Harvard Physicist to Give Talk on the Transition to Renewable Energy

November 3, 2015

Using technologies like solar panels, wind turbines, and electric cars, the world can get all its energy from renewable sources–not at some point in the future but today. So says Mara Prentiss, a Harvard physics professor who will be speaking on the topic at the Thomas Crane Public Library, 40 Washington Street, at 7:00 p.m. on November 18.

In her talk, cosponsored by the library and Quincy Climate Action Network, Prentiss, the author of the new book Energy Revolution, will argue that the transition to renewables is not only technically feasible but also economically advantageous. For example, she says, “the price of solar panels has dropped enormously.… Bloomberg has reported that in 36 states it will be cheaper next year to produce your own solar electricity than get your power from the grid.” Meanwhile, she says, midwestern US states are already using wind turbines to supply a big chunk of their electric power, with Iowa getting more than 40% of their power from wind in peak months.
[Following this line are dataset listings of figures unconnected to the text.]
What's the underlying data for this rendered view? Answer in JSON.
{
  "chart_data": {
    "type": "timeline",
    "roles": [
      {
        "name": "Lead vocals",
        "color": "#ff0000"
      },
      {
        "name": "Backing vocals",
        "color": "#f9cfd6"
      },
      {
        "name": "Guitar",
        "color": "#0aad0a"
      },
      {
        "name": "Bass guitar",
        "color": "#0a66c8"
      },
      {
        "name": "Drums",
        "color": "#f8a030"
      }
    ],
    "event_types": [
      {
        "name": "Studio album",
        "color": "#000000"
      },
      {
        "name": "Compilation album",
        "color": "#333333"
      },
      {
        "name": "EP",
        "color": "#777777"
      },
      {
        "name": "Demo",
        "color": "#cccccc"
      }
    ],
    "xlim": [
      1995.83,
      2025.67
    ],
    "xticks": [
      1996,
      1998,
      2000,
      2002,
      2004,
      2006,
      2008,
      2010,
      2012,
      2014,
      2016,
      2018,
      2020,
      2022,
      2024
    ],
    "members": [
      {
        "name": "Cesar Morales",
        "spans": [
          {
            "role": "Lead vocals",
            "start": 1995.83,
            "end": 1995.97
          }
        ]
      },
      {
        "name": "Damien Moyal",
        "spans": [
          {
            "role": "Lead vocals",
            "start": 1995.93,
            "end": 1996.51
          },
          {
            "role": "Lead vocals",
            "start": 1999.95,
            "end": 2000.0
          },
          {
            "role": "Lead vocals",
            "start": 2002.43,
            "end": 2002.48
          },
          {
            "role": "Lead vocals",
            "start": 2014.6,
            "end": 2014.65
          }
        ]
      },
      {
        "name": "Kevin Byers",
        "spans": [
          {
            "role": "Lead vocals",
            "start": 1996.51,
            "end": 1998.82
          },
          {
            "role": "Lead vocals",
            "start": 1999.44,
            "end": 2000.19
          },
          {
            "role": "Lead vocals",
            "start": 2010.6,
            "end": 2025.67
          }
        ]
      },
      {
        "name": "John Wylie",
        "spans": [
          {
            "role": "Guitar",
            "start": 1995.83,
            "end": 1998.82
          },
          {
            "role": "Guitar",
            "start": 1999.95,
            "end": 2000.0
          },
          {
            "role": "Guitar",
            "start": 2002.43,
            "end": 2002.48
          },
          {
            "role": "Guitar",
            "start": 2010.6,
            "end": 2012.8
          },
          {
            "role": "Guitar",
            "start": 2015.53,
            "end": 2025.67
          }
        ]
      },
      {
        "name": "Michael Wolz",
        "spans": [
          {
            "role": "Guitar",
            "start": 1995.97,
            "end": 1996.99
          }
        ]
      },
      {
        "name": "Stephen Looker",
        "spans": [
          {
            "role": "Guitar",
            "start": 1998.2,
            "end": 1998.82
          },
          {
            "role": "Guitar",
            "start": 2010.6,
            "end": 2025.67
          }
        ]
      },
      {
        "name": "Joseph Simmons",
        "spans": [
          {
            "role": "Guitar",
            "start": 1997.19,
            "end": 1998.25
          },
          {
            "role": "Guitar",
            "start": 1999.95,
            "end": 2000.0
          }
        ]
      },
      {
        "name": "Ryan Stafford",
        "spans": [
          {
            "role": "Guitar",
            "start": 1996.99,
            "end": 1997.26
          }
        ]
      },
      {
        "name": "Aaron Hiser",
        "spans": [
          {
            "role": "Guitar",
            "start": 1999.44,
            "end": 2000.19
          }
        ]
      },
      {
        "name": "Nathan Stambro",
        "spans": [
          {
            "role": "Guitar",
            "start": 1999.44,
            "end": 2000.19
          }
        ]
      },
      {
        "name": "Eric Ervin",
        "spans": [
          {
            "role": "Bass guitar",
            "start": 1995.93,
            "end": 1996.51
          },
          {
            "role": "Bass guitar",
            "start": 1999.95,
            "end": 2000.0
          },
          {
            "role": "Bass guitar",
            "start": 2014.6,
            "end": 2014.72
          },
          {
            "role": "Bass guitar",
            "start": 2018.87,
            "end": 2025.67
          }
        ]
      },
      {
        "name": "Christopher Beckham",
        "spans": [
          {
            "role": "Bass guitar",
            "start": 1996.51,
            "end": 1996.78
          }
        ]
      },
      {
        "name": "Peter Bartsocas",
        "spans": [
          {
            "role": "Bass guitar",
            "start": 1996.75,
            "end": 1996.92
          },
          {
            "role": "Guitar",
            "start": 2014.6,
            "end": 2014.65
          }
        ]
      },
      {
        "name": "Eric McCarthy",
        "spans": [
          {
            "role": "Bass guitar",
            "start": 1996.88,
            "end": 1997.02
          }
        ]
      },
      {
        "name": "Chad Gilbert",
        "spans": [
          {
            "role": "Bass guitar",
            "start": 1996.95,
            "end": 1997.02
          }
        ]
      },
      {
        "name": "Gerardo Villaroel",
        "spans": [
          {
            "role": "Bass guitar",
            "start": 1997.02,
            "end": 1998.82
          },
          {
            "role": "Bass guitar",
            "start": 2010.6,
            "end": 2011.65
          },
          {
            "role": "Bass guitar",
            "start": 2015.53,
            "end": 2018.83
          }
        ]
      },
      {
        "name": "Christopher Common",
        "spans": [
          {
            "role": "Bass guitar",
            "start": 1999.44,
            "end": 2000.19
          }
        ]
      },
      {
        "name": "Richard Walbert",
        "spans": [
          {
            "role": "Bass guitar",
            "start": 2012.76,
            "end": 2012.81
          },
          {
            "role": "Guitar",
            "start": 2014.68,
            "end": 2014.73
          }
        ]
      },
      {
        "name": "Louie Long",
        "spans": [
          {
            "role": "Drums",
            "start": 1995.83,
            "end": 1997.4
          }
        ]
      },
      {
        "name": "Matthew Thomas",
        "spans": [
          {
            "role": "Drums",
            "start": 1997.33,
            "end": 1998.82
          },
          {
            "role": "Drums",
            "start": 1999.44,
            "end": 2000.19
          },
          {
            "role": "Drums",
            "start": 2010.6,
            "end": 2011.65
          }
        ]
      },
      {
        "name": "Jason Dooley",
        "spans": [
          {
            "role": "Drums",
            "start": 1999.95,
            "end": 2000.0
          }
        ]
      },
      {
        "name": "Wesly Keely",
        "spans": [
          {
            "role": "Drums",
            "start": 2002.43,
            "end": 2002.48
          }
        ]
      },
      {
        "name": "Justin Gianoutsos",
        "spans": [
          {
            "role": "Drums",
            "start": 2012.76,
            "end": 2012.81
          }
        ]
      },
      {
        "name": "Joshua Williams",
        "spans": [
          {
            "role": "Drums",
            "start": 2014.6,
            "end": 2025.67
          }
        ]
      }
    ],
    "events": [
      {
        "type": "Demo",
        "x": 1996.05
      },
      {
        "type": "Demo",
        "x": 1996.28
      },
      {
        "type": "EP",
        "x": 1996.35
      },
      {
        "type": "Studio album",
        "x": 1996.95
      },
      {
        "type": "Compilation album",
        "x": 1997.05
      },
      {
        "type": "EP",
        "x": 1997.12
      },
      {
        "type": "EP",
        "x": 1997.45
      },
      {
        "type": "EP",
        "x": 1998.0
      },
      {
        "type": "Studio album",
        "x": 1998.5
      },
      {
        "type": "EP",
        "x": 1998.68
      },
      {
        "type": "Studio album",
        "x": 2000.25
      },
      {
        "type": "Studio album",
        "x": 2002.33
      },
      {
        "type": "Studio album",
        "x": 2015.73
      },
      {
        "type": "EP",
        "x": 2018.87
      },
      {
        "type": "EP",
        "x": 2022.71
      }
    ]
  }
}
In addition to renewable energy production, Prentiss will also discuss grid and storage technologies that can assure a constant flow of electricity even when the electrons come from intermittent sources like wind and solar.
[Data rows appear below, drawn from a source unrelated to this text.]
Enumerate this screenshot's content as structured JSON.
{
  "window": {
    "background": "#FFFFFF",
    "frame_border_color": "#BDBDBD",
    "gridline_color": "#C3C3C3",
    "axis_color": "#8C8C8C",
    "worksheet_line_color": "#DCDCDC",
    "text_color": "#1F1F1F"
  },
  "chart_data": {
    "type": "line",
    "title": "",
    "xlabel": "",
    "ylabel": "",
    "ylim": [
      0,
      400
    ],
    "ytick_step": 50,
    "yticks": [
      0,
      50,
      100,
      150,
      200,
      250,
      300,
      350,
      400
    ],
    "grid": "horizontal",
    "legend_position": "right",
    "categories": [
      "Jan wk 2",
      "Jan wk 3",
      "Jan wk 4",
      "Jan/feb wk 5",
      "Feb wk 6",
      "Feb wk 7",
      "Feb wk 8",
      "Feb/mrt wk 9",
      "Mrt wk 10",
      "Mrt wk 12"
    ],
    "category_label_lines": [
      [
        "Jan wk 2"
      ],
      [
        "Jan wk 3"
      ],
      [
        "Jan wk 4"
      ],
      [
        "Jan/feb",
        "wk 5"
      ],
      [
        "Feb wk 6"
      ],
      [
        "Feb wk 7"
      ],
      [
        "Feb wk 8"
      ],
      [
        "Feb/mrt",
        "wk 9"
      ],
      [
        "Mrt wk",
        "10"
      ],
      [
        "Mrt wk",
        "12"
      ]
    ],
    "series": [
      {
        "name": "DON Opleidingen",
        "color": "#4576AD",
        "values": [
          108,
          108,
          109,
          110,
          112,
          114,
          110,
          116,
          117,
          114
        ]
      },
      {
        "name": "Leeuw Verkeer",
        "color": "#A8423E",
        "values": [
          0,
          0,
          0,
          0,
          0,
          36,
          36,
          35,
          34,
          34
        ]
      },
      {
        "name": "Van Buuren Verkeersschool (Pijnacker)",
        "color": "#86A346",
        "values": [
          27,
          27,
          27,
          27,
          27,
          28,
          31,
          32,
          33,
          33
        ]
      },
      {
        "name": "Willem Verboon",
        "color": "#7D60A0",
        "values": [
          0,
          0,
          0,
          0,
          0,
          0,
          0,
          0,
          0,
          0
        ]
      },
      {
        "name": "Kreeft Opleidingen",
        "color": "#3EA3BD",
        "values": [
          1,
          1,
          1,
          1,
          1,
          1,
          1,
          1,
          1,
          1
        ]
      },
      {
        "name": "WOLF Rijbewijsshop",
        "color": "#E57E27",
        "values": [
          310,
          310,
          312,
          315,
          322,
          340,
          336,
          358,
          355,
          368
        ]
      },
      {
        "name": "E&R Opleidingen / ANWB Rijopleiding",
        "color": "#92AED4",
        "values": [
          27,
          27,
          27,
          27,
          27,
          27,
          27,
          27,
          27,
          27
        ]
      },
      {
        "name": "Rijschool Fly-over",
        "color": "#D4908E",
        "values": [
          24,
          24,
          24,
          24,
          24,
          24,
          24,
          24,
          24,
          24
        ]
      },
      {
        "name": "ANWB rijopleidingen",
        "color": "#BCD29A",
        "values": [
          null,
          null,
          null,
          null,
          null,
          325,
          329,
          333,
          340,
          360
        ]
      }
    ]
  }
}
To get our energy by burning fossil fuels is inherently inefficient, Prentiss says. Because of a physics principle called Carnot’s Theorem, devices that use heat to generate energy, including gasoline engines and coal- or gas-fired power plants, peak out at 50 percent efficiency, she says, no matter how ingenious their design, with the rest of the energy in their fuel given off as waste heat. Motors like the ones in electric cars, by contrast, have efficiencies ranging from 90 to 98 percent.
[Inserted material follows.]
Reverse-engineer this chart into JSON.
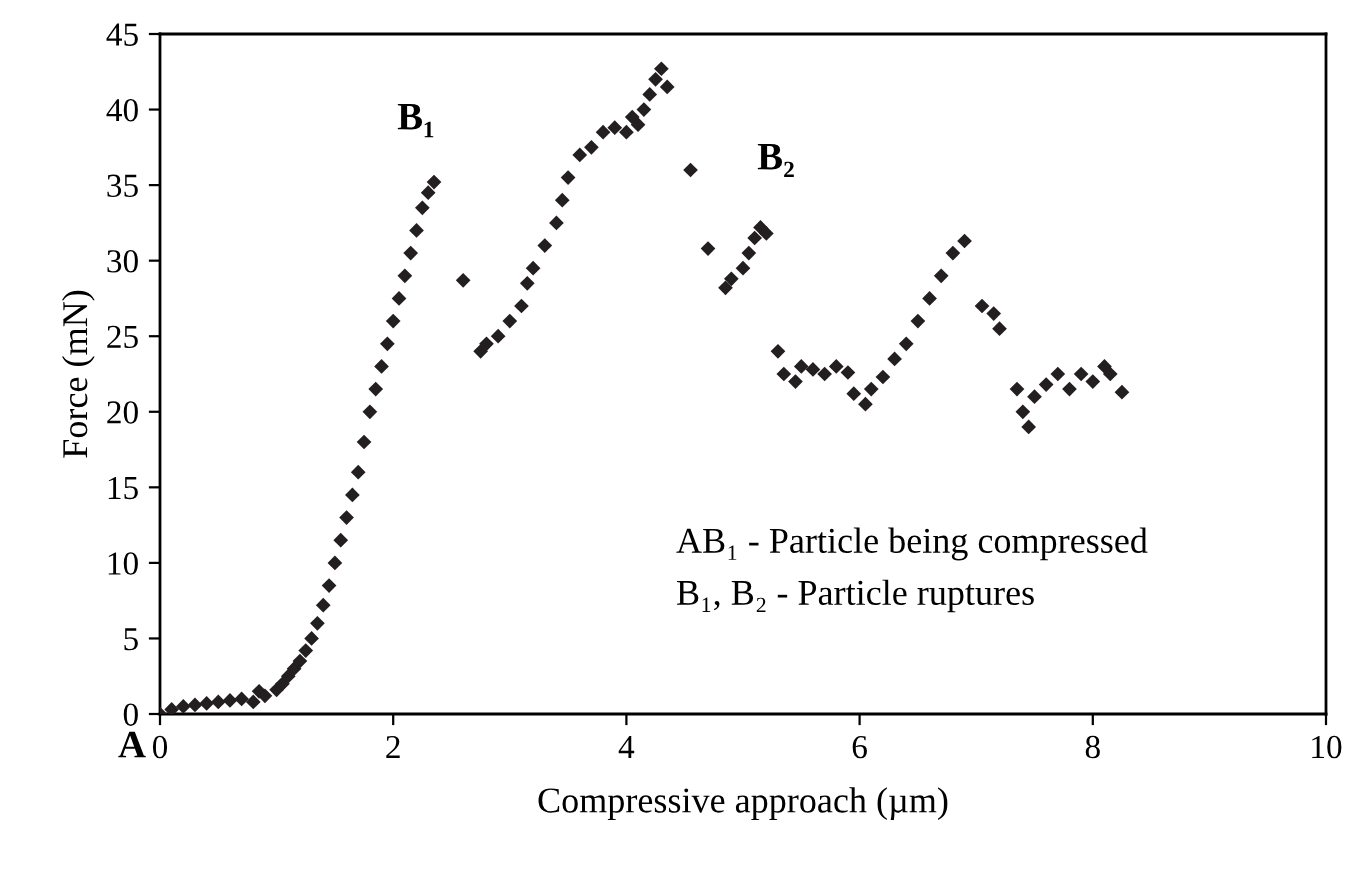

Besides, burning fossil fuels, whether it’s in cars or power plants, “creates a whole lot of problems,” Prentiss says. “In the US, we focus on climate change, but in the developing world, air quality is a bigger issue. In places like New Delhi and Beijing the air is often so polluted it is hard to breathe.”

Nevertheless, she says, “I’m not trying to tell people what to do. I’m just explaining choices of which they may not be aware.”